La nouvelle souche britannique a été détectée pour la première fois au mois de septembre. En novembre, environ un quart des cas à Londres étaient composés de ce nouveau variant, et cette proportion a grimpé à près de deux tiers à la mi-décembre. Bien qu’elle soit devenue la souche dominante, rien n’indique que l’infection est plus grave avec ce nouveau variant.

Le vaccin est-il compromis ?

Le nouveau variant n’est pas inquiétant pour le vaccin, mais « nous ne voulons pas que cette souche mute ou se propage davantage », affirme dans un courriel à La Presse le professeur de microbiologie clinique à l’Université de Cambridge, en Angleterre, Ravi Gupta, qui étudie les mutations du coronavirus.

Le professeur David Robertson est du même avis. « Il n’y a aucune preuve que ce variant particulier ou l’un de ceux détectés à ce jour auraient un impact sur le succès du vaccin. » Il souligne toutefois qu’il faudra suivre de près l’immunité induite par les vaccins, puisque le virus peut continuer d’évoluer rapidement.

Si on se rend compte que le vaccin est moins efficace avec cette nouvelle souche, on devra avoir un vaccin qui change en fonction des variants comme on le fait pour la grippe, explique Mme Grandvaux. « La beauté de la technologie du vaccin ARN, c’est qu’on peut changer l’ARN à l’intérieur du vaccin beaucoup plus facilement, donc ça va laisser beaucoup plus de flexibilité pour s’adapter aux variants dans le futur », dit-elle.

Le nouveau variant voyage

Des cas liés à la nouvelle souche ont été décelés dans plusieurs régions du Royaume-Uni, ainsi qu’aux Pays-Bas, au Danemark et en Australie, a indiqué dimanche l’Organisation mondiale de la santé.

« On ne peut pas exclure que le variant soit déjà au Québec, parce que nos frontières ne sont pas fermées », affirme Nathalie Grandvaux.

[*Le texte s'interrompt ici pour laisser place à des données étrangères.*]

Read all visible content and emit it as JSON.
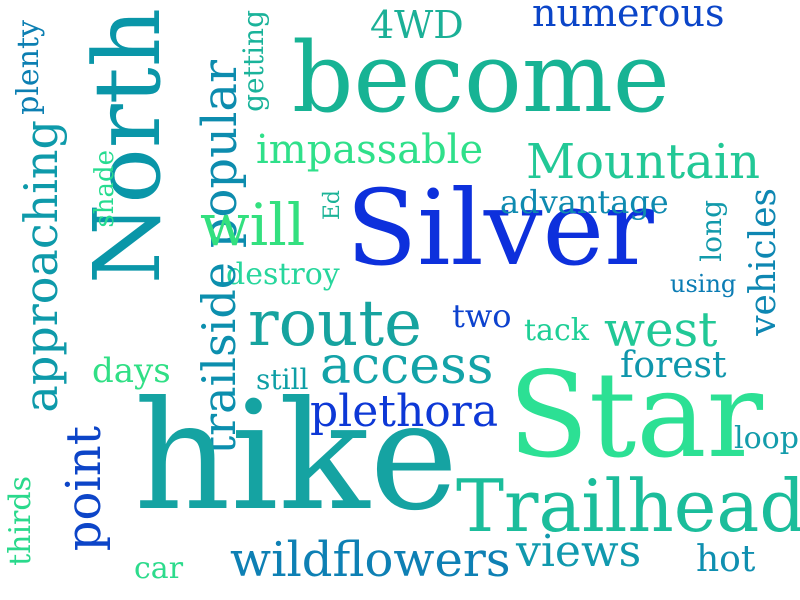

Bien que la souche du virus ne soit pas vérifiée chez tous les patients canadiens, une biobanque a été mise sur pied pour connaître quels variants et quelles souches sont présents dans la population. « Même si on a déjà ce variant au Québec, il n’est certainement pas aussi étendu qu’au Royaume-Uni », soutient Mme Grandvaux.